Now that KWA is just weeks away from its expected completion, Genesee County drain commissioner Jeff Wright, chief executive officer of the KWA, gave an update of a well-managed project that will be a boon to the community for years to come.
“It’s almost 95 percent complete, and that’s over 80 miles of large diameter pipeline – some of it is 66 inches in diameter,” Wright told the Burton View. “Eighty miles total, two major pumping stations which are 100 percent complete, and the intake that goes out under Lake Huron is a mile and a half under the lake and that is 100 percent complete.”
Wright said the Genesee County portion of the project is 100 percent complete, with remaining work taking place in Lapeer and Sanilac counties.
“The thing we’re proudest of with this project is that our original estimate was $300 million, and with 95 percent completion it looks like we’re going to come in at $285 million,” Wright said. “When’s the last time you saw a government project that actually came in at or under budget? I give credit to the men and women of this operation and the men and women of the contractors and engineers that constructed it. They did a great, great job for their community.”

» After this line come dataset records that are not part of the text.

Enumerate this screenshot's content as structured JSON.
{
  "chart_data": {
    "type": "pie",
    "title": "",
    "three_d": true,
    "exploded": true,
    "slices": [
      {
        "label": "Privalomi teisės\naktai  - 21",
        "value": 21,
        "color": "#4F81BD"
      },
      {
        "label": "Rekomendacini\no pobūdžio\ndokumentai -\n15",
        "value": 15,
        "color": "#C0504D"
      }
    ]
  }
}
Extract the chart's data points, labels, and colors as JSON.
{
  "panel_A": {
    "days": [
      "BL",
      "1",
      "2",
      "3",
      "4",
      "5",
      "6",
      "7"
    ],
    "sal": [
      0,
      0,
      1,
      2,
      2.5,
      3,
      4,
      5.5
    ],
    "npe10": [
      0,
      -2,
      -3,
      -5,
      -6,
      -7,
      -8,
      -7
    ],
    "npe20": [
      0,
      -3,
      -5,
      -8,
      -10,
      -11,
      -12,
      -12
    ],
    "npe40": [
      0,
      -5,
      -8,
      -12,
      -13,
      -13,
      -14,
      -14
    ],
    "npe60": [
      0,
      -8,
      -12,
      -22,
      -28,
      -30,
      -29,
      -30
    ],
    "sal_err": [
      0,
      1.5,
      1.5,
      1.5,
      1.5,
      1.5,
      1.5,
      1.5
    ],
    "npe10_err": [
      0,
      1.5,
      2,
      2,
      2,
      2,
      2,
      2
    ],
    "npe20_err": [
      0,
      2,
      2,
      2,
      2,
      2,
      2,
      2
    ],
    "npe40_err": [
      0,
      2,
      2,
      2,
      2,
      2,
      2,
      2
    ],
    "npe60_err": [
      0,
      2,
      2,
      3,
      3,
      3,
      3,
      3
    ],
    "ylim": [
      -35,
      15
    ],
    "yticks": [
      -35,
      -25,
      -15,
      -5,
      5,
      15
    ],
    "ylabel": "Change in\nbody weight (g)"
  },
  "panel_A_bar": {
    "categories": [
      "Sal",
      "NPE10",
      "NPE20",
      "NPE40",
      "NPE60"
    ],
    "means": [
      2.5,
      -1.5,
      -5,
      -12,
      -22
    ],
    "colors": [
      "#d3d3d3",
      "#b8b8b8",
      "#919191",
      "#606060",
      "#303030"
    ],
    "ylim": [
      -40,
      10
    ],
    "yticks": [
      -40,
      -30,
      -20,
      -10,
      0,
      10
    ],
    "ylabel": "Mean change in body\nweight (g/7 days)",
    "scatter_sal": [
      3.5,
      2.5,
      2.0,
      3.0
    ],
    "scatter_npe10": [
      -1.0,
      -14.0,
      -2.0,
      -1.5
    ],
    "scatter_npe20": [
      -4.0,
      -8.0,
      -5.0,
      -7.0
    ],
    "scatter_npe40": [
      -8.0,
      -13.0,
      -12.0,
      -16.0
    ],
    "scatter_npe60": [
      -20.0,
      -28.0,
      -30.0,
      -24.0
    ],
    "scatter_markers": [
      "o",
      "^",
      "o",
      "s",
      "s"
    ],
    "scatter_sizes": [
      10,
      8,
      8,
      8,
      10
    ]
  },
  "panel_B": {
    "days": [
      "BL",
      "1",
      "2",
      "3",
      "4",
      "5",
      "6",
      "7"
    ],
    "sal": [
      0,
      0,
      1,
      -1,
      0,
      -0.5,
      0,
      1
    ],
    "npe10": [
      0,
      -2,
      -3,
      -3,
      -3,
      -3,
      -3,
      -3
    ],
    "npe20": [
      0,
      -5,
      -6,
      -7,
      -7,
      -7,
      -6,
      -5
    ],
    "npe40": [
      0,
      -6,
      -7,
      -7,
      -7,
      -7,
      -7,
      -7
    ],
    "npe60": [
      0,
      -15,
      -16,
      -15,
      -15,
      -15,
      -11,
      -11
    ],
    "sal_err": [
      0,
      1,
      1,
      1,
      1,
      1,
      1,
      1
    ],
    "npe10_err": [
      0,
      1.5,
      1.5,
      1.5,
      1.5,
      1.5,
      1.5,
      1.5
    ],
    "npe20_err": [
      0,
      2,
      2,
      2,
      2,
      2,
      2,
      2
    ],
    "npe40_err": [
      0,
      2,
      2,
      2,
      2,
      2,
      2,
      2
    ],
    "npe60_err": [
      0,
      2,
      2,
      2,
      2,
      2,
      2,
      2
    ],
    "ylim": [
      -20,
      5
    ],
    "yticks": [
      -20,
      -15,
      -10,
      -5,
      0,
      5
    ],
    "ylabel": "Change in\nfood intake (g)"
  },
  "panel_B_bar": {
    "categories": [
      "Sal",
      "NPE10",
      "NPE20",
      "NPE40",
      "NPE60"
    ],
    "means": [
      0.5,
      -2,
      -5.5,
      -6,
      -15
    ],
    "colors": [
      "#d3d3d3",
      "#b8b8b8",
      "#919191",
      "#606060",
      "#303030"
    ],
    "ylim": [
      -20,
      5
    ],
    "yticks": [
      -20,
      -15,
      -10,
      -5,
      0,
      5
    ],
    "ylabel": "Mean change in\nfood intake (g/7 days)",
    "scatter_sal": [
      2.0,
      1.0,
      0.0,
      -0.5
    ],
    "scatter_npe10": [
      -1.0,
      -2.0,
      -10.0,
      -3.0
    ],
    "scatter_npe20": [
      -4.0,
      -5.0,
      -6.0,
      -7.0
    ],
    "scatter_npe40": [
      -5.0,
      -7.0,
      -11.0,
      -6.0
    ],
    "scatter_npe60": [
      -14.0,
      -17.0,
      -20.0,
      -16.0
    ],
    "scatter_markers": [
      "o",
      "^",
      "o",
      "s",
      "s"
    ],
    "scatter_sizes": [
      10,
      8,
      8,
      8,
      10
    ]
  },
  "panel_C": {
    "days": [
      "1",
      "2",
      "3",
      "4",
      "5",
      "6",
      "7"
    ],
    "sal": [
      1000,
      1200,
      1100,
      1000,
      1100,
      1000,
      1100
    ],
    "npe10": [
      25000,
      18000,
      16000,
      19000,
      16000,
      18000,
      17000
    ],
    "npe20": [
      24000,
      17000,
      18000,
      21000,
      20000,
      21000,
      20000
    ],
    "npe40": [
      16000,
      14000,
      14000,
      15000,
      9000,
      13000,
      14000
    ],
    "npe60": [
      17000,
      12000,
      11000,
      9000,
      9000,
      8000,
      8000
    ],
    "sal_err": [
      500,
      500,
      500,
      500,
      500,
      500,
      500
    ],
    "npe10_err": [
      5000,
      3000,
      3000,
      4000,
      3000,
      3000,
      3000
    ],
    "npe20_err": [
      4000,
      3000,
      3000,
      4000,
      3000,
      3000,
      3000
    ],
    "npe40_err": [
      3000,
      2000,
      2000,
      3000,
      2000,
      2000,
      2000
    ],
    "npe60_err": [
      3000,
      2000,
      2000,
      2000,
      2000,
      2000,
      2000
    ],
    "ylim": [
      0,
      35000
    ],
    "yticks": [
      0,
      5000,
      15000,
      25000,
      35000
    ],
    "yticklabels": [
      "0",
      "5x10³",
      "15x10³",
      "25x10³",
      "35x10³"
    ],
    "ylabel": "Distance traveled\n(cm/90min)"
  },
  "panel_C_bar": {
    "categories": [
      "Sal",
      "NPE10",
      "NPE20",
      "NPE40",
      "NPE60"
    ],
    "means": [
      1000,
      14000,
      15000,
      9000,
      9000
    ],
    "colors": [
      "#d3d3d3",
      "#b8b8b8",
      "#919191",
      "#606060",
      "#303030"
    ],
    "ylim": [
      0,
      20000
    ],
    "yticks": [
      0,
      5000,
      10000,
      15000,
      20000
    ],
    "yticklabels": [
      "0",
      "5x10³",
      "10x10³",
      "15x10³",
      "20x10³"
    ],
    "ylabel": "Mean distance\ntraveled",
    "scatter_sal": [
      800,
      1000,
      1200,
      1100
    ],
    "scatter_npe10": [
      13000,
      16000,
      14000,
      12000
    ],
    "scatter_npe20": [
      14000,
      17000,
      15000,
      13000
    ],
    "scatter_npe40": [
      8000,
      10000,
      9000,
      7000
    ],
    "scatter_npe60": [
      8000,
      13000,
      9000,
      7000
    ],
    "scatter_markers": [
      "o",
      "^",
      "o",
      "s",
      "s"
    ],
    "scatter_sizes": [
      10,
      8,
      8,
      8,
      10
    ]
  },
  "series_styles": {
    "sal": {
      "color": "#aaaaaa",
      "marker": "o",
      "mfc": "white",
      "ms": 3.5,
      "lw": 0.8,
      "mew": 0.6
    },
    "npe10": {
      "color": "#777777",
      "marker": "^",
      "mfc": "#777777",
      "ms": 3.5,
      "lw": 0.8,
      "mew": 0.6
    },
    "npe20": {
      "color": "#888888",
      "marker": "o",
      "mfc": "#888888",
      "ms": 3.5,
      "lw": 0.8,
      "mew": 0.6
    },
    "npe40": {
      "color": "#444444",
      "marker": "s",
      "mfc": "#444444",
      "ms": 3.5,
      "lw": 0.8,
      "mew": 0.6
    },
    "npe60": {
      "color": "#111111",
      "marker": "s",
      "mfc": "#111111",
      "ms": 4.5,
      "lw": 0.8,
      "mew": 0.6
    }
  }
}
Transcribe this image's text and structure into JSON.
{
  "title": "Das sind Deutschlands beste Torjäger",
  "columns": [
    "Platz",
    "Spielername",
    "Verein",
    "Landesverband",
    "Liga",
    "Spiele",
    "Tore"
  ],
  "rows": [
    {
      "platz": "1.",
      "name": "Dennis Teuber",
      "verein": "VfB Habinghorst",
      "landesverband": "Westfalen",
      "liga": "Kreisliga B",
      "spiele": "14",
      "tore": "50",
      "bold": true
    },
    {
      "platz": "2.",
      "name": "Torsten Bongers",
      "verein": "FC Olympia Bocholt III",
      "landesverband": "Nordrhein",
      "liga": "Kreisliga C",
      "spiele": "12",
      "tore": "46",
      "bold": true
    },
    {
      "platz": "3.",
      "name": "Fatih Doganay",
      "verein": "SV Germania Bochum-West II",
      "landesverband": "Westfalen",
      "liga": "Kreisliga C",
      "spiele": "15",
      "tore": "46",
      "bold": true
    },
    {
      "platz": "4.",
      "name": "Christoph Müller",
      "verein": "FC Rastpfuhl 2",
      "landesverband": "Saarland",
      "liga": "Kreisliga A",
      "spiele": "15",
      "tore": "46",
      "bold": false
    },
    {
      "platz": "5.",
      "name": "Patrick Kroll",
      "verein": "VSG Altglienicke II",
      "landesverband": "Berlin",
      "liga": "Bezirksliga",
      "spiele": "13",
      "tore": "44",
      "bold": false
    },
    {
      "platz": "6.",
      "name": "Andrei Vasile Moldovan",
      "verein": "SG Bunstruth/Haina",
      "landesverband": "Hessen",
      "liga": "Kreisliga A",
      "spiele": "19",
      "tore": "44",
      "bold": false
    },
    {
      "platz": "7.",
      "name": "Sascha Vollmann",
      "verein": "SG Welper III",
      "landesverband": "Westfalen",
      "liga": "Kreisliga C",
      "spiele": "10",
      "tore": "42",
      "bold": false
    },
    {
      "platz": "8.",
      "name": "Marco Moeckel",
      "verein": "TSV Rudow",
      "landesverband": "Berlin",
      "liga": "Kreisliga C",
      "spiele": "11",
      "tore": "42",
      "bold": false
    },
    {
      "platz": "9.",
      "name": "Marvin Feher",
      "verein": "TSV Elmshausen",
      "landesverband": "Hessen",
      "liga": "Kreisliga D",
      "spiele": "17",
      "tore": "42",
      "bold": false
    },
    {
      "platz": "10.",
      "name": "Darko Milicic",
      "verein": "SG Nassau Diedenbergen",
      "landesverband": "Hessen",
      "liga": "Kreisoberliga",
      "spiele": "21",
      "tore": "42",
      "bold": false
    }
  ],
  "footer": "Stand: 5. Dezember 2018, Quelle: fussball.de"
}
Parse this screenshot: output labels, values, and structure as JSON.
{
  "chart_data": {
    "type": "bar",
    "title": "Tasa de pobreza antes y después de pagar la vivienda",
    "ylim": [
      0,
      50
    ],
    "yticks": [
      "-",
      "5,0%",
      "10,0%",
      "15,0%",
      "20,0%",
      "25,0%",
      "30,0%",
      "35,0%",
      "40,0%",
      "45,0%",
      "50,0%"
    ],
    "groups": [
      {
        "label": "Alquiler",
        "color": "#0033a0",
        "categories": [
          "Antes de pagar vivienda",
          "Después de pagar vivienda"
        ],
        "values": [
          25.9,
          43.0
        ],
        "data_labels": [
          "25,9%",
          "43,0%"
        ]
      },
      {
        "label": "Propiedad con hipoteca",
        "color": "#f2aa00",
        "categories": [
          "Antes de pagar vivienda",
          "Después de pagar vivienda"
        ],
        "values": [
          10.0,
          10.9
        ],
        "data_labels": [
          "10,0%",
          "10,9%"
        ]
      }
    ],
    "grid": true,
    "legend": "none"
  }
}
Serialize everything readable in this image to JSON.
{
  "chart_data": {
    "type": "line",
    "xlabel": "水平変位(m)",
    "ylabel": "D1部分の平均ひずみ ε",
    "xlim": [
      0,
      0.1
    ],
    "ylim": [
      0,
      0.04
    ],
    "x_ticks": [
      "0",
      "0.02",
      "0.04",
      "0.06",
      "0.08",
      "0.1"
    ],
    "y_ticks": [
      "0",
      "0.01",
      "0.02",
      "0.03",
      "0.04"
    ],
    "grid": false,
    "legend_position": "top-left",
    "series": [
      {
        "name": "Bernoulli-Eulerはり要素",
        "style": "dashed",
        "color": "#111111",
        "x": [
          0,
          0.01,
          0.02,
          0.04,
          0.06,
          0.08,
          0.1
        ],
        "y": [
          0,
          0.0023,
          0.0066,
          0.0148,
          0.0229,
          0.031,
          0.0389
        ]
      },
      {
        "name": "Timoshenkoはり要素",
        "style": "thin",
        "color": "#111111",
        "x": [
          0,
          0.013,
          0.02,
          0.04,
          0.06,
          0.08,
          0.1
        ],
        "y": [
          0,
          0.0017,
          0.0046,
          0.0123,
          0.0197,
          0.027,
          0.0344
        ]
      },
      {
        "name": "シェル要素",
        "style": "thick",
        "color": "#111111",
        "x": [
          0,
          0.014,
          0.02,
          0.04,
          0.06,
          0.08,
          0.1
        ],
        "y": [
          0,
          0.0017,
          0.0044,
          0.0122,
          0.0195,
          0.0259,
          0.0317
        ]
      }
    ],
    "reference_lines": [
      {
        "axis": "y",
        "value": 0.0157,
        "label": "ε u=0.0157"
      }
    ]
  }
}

The timeliness of the project’s completion was matched by the timeliness of its onset, which Wright said helped contribute to the cost savings for taxpayer.
“I think the reason we got such good rates is we came in and we had a bit of a recession that started in 2008 and ran into the time-frame where we actually started bidding this project,” Wright said. “The contractors were hungry (for work) – we got great prices, and we got great contractors by the way, many local contractors, which put a lot of local people to work. When we peaked out we had almost 1,400 people working on this project.
“The rainy weather the past couple weeks have set us back a little bit, but we’re confident that we’ll have it done in June or July. Unless we have continuous rain for the next four or five weeks, that might slow us down a little bit, but 36 months is what we estimated three years ago and June is 26 months. Even if it goes a month longer that’s still a pretty good estimate.”
Wright reported that an additional county project is also on schedule.
“On top of that, separate from KWA, the county is also building a water treatment plant that is also on schedule and on budget,” he said. “That will not be completed until June of next year. The idea was to get this pipeline completed so Flint could get on the water as quickly as possible … so we’ve been pushing the pipeline a little bit.”
The KWA runs directly from Lake Huron to Genesee County, bringing with it fresh water and ending Flint’s long-running reliance on the Detroit Water and Sewerage Department. Because Flint is the city farthest from the beginning of the water system, it pays the highest prices.
“That’s referred to as the distance and elevation formula that Detroit has always used, and that’s what has given Flint and Genesee County – literally, we are paying close to 12 percent of the total budget of the Detroit Water Department, and we represent less than two percent of the people served,” Wright said. “That’s because of the distance and elevation formula, and that goes away when KWA comes online.”
Wright said that once online, KWA will reduce the city’s water costs, but he couldn’t say whether residents would receive water at a reduced rate.
“KWA is going to reduce Flint’s costs, but will they pass that savings on to the people? That’s the question mark,” he said. “I’m sure they could find many things to use it for, such as rebuilding their water system. … Hopefully they do (cut water rates for customers), but I just want to reiterate that I don’t have any jurisdiction other than my opinion on what they should do with those savings. I would hope that they would pass on as much as possible.”